M. Doebel
Sometimes
I wonder what my hands would be like had I not grown up so close to water. The
discrepancies between air and water temperature are shocking, what is 50
degrees terrestrially would threaten my skin with blooming ridges, trembling
and trying to cave in, slip beneath each other in the water.
Sometimes, I forget that some things have an eternity, envy and
anger tugging at my arms as I stop feeling sorry for the currents that are
hindered by a dam in the Rappahannock when I remember that the water will be
back here in a thousand years after ghosting through a few tear ducts and over
the skin of a rusting bridge. And this all makes my heart an anarchist,
insisting in an infinite web of should-feels and nipping new identities in the
bud just because I don’t have time for them to develop. It makes me feel a
little better to believe in reincarnation for a moment and imagine my eventual
body, maybe so lucky as to be as insignificant and pretty as a water-skater
crushed beneath the bodies of lovers in a river bed, but then I remember that I
wouldn’t remember the feeling of denim sliding off my legs or the need for
brambles breaking in my confidence as a miserably self-aware winter ends.
I’d
like to know something so simple and secret as how differently the piles of
rocks in the creek tumbled 500 years ago because I looked at them as December
wriggled against the filmy balm of August and noticed that they were all in
different stages of assimilation. They all adopt the stream eventually, taking
on its little mistakes as tattoos in their slate, one slip in the landscape
making something more permanent than the ravine could have imagined in its
childhood.
If
we got there early enough in the morning, there was a ferry that would rescue
me from the South and take our car across the state line to a different
territory and I was always the only one who thought the autumn trees looked
less dead on those new roads than they did on the ones we had to call our own.

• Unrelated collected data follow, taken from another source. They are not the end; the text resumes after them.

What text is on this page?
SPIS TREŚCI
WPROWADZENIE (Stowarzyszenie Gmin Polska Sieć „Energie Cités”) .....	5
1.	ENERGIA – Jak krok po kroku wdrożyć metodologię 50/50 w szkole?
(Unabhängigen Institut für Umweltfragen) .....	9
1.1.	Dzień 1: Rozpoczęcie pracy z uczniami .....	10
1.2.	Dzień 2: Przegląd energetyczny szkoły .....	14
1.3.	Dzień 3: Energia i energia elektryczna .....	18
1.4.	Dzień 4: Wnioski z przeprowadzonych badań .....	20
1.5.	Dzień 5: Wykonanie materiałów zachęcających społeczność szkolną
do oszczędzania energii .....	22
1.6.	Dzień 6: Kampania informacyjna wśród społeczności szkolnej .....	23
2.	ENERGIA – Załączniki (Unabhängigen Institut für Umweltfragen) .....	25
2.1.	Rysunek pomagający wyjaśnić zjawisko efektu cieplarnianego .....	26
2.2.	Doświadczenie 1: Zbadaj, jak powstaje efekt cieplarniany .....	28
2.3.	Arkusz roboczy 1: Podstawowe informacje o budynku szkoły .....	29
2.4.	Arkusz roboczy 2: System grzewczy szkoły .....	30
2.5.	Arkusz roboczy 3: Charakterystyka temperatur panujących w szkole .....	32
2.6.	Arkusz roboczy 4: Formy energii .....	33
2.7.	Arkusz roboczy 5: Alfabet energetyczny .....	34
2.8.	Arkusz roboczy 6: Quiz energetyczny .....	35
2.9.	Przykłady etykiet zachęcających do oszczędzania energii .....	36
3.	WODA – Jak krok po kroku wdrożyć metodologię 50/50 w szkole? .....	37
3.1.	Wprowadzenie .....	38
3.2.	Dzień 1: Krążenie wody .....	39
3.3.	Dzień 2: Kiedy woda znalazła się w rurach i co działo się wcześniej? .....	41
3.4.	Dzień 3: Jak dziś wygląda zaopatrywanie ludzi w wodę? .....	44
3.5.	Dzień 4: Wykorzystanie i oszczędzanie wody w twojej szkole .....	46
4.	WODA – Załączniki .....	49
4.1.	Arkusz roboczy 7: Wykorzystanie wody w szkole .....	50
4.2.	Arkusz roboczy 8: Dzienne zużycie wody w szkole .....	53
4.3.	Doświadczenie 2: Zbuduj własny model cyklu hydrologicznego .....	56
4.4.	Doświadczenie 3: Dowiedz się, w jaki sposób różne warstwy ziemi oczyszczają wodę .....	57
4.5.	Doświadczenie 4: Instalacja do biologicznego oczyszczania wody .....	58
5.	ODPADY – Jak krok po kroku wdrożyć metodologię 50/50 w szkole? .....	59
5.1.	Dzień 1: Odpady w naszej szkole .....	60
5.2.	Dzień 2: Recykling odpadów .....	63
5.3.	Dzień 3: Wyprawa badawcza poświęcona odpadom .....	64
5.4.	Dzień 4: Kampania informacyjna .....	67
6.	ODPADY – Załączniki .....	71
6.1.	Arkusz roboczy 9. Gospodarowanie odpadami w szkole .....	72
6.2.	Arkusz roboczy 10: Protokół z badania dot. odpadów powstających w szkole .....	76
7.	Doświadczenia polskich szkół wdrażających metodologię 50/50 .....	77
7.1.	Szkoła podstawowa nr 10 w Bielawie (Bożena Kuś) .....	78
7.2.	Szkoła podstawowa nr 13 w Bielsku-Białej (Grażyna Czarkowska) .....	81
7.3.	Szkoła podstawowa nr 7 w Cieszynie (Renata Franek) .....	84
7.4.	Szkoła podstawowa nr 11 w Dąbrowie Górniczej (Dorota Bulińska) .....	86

I imagined there was a bold yellow line striping the bottom of the river as we
crossed over, marking black from white and I even searched for differences in
plant species overwhelming each side, making up legends for the making of each
one: the loose ropes constricting the trees in a drowsy, half-reverie were overlapping
halos disguised cleverly and simply by nothing but a color. The gravel on the
ground looked raw at the dock and the hot apple cider tasted like cotton after
I scorched the ravaged pink on the inside of my mouth, already brinking on
blood from a habit that had me tearing at all the loose skin with my teeth,
trying to make the home of my words more smooth. (They needed all the help they
could get.)
It was all yelloworangered and
chipping paint
and
one incidence of the sky not affecting mood and
words I didn’t
yet know but
that were part of my own language, I didn’t know, in
someplace foreign,
so
close.
You
can’t fall in love with too many things at once, or people will stop listening
to you. I didn’t see the truth in notions such as those the first and last time
my father took my sister and I fishing. The parts of my eyes that were always
obscured by eyelids still burned quietly with the fiery fingertips of the
temptress of sleep, dripping back beneath the skin beneath my eyes, making it
sag downward in a paradoxical resistance. Gravel crunched beneath tire in the
parking lot, the sound that had come to mean “this is a second home” and the
“BAIT 10¢” sign hung from rigid chicken wire and the little structure
where a man with an impressive white beard and a face softened by the intake of
stories was colored less by white paint than it was by morning dew. The canoes
all slumbered in a row, in a place that left them unaffected by the moon and
made them warm with the sun. And my fault is in the pauses, and so it was that
day, I would have perched on top of the furthermost boat and watched the rest
of them disappear with the sweet scent of sunscreen and searching glances, if I
could have. But my father’s hand balanced the pull of the river and the tug of
my instincts and we rowed unsteadily around a bend and into a hollow in the
heart of the forest, a peninsula of water where the gold light was best for
spotting clouds of gnats and seeing our wake by way of rearranged soil taught
to rise to the surface and love the water better.
These
little streams and stretching lakes and Mason-Dixon rivers did to me what they
did to the rocks, my hands have subtle valleys where ripples ran up to nuzzle
my palms over and over and over, I think the ravines in their infancy would
have liked the idea of my identity being in water’s permanency.